As Les Crowder points out in his book Top-Bar Beekeeping, the use of pollen substitutes is not recommended in organic beekeeping. It is used primarily to achieve artificial expansion of a colony in areas that do not have enough plant life to support bees.
Pollen through the year
In spring trees are the main source of pollen for insects. Hazel is usually the first to flower. In some areas it provides food for pollinators already in January. Some early flowers, including snowdrops and crocuses, are also excellent sources of pollen.
Evergreen trees, such as pine and spruce, produce a large quantity of pollen in spring. In May the air in the woods where they grow is saturated with pollen particles. Bees collect pine pollen, if neccessary, but they prefer more nutritious pollen of flowering spring plants, such as apples, cherries, pears, plums and dandelions.
When trees stop flowering, pollen can become scarce. This most commonly happens in June before various mid-summer plants start to bloom.
Some of the most important summer flowering plants that produce large quantities of pollen (as well in many cases nectar) are cornflower, phacelia, wild mustard, white clover, lime tree, burdock, various flowering thistles, and numerous grasses.
Pollen-rich agricultural plants
Many agricultural plants are excellent sources of pollen, as long as they have not been sprayed with harmful chemicals. They include oil rape in April, wind-pollinated wheat and other cereals in June, wind-pollinated sweetcorn in July, sunflower in July and August, and all kinds of pumpkins, squashes and cucumbers throughout the summer.
The colours of pollen
Pollen comes in numerous shades of yellow, orange, red, green and blue. These variations of colour are easy to see when watching bees. ‘Pollen baskets’ on their legs can look very different depending on the plant from which the pollen was collected.
Thus, the pollen produced by dandelion, hawthorn, elder and honeysuckle (Lingicera tatarica) is bright yellow. The pollen of chestnut, cherry, pears and apples is light yellow. The pollen of crocus is orange, of peas and lime tree – light green, of heather – brown, of raspberry – light grey, and of phacelia – light or dark blue.

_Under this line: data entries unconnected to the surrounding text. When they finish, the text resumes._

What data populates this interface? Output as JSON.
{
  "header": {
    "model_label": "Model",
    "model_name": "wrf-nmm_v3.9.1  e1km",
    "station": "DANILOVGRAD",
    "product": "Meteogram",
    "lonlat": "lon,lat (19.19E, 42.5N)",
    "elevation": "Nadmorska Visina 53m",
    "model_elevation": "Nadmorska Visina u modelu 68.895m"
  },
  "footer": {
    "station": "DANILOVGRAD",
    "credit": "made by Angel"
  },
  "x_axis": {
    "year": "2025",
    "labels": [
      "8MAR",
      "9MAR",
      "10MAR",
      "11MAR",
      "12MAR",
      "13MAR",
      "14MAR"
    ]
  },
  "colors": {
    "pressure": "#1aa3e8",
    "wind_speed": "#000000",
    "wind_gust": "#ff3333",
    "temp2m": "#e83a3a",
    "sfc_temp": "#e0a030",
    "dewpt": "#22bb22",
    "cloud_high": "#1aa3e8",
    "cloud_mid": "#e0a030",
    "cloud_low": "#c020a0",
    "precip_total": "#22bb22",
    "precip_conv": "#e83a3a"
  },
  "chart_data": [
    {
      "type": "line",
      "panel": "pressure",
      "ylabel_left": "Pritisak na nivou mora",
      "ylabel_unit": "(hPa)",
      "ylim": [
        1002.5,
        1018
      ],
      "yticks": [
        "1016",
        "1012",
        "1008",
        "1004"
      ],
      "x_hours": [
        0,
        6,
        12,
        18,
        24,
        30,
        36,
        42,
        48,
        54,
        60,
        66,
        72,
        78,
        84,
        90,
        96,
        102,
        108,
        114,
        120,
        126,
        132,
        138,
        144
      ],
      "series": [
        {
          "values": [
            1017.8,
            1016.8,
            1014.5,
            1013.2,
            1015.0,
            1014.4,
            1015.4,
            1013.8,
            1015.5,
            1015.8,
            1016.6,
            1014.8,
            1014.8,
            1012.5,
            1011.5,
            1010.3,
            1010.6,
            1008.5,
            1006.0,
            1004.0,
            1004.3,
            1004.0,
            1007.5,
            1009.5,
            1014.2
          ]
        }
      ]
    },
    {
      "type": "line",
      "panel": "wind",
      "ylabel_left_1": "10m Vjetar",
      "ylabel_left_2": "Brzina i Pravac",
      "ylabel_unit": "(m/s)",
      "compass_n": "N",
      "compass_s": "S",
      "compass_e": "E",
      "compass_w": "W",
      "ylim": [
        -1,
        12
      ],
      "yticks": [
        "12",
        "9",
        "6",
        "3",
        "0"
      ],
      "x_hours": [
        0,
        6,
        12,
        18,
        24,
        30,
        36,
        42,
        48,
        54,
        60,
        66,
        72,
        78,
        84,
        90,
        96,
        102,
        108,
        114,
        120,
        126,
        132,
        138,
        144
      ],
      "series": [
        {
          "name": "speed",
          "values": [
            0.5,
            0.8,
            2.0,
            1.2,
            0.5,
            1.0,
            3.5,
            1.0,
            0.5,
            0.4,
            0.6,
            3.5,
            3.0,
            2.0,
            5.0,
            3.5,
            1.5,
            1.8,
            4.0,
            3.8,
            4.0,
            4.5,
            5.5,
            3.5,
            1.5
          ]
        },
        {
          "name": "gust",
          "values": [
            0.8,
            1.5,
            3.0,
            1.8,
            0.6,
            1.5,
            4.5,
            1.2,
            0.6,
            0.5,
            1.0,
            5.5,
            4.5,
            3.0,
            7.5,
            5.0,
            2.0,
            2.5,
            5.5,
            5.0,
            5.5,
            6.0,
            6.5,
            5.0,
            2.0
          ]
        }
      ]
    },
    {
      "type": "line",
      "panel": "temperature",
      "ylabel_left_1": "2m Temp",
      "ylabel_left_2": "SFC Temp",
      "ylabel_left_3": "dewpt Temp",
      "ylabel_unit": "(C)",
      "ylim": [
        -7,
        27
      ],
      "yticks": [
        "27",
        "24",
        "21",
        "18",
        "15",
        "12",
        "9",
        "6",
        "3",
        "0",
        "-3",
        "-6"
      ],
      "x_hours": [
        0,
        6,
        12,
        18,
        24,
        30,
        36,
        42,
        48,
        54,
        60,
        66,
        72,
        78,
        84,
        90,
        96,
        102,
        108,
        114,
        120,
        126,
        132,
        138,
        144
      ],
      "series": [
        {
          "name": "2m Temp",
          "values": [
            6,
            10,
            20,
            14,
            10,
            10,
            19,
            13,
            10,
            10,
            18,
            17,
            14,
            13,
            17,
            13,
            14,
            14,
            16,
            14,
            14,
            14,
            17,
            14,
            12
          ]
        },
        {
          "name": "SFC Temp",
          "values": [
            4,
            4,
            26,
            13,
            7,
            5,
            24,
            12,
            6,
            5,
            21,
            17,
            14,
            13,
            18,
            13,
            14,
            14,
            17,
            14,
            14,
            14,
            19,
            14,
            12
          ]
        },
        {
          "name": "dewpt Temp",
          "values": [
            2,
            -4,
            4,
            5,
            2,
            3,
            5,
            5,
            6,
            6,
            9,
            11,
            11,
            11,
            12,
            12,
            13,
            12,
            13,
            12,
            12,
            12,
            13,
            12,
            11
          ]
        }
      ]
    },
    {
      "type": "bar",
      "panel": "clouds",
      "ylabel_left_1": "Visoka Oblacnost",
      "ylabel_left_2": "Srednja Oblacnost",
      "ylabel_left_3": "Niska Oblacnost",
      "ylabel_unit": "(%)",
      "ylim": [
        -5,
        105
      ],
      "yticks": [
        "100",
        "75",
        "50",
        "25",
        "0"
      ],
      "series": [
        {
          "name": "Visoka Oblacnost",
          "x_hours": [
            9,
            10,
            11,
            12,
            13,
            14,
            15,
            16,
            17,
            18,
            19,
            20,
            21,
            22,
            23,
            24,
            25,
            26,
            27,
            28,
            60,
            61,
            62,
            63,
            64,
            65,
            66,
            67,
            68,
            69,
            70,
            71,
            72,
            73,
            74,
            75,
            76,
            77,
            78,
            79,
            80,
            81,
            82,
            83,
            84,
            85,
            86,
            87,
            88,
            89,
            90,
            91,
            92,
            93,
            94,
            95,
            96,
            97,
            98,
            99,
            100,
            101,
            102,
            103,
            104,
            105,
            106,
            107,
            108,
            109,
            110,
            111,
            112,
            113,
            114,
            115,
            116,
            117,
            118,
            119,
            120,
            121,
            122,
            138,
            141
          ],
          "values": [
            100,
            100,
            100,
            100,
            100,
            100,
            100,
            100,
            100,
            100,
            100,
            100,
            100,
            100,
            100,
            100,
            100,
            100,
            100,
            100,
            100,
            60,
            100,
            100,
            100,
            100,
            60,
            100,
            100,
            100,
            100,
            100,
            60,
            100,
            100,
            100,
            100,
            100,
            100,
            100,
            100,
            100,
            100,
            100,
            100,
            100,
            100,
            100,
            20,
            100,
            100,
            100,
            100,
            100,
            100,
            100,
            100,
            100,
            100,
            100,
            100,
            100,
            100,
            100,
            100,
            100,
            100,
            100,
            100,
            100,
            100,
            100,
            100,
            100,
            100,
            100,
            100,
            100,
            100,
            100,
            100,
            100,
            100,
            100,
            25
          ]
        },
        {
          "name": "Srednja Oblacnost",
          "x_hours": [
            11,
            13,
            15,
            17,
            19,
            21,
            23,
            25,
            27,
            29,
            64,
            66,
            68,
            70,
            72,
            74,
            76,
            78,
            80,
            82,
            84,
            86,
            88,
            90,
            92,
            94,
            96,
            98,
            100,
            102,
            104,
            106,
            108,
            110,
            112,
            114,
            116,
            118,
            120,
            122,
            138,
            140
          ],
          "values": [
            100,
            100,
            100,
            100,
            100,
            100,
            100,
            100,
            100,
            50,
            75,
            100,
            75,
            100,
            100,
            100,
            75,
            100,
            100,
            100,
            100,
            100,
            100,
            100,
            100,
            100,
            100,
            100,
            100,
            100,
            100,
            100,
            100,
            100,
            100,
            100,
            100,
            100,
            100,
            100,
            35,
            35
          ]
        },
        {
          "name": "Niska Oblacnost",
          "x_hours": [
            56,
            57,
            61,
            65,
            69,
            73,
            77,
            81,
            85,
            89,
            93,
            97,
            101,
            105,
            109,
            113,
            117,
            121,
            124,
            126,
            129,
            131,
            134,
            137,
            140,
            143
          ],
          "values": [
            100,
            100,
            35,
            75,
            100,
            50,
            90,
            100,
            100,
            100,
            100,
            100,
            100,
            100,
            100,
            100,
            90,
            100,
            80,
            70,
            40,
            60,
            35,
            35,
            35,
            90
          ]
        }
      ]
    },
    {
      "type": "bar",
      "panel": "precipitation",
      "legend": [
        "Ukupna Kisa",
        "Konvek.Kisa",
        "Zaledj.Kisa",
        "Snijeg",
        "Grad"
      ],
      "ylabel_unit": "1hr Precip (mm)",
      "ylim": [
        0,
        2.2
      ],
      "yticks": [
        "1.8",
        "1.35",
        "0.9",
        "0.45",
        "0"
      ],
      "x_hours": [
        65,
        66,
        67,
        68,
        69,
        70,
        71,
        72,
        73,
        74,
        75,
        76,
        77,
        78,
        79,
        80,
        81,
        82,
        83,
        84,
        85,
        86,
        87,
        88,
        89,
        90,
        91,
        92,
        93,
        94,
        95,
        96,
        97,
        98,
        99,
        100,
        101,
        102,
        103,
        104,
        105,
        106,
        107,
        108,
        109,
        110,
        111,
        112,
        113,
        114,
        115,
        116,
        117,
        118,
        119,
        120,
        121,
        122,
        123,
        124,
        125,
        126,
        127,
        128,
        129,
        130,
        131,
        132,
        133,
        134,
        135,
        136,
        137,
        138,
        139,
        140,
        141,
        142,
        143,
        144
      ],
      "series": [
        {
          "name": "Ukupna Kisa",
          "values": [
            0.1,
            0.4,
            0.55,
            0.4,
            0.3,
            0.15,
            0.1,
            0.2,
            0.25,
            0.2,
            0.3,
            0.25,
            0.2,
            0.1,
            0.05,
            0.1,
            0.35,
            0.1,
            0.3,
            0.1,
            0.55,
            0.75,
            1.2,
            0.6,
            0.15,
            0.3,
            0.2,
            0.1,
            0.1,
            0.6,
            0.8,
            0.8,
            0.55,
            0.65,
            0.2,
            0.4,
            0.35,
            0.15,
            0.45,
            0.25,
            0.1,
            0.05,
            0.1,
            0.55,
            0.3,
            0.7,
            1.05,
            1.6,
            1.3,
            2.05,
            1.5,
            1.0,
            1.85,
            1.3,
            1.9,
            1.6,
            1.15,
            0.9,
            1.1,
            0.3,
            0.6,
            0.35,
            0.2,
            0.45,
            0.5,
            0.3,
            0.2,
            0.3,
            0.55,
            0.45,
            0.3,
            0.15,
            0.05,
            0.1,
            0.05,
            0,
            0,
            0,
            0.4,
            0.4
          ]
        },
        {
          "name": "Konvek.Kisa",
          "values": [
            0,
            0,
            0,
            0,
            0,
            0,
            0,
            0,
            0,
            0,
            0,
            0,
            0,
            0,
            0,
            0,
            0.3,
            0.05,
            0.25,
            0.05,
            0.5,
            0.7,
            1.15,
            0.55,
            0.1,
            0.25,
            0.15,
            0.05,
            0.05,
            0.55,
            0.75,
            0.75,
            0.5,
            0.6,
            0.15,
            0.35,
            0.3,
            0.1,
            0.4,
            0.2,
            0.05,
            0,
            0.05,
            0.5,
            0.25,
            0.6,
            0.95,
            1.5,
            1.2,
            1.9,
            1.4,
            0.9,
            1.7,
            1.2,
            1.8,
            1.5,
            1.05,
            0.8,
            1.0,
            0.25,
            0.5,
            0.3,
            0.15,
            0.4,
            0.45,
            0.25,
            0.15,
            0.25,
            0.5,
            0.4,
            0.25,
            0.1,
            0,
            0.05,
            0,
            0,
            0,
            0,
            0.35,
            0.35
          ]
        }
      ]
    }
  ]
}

Pollen and the behaviour of bees
There is an interesting difference in the texture of the pollen made by plants and correspondingly in the behaviour of bees.
The pollen of plants pollinated by insects (willow, sunflower, dandelion, pumpkin, cucumber) is heavy and sticky in order to adhere to their bodies. And on the contrary, the pollen of wind-pollinated plants (hazel, birch and grasses) is very light and dry in order to be able to fly easily.
Bees adjust their behaviour when visiting different flowers. They shake the flowers with sticky pollen and even roll in them, to ensure that it adheres to their bodies and can be then collected into pouches on their legs. And on the contrary, they touch wind-pollinated flowers very delicately and gently to prevent the pollen from spilling out and dispersing.
In the summer I regularly see bumble bees crawling out of large pumpkin flowers entirely covered with bright yellow pollen. It is glorious sight – but unfortunately, I usually don’t have my camera at hand at the right moment.
Some of the most inconspicuous and humble plants are valuable sources of pollen. We usually don’t think of them as pollinator-friendly flowers, but they certainly are. They include sorrel, stinging nettles and fat-hen (Chenopodium album), for example.
These plants are pollinated by wind and therefore have small, dull, pale green flowers, devoid of any scent. They produce huge amount of pollen and are therefore very useful for insects and beekeeping.
Fat-hen, for example, is an edible plant that can be used like spinach. It often sprouts in fields and vegetable gardens in late August and September after the crops have been harvested. Its tiny green flowers produce masses of pollen at the time when it is scarce.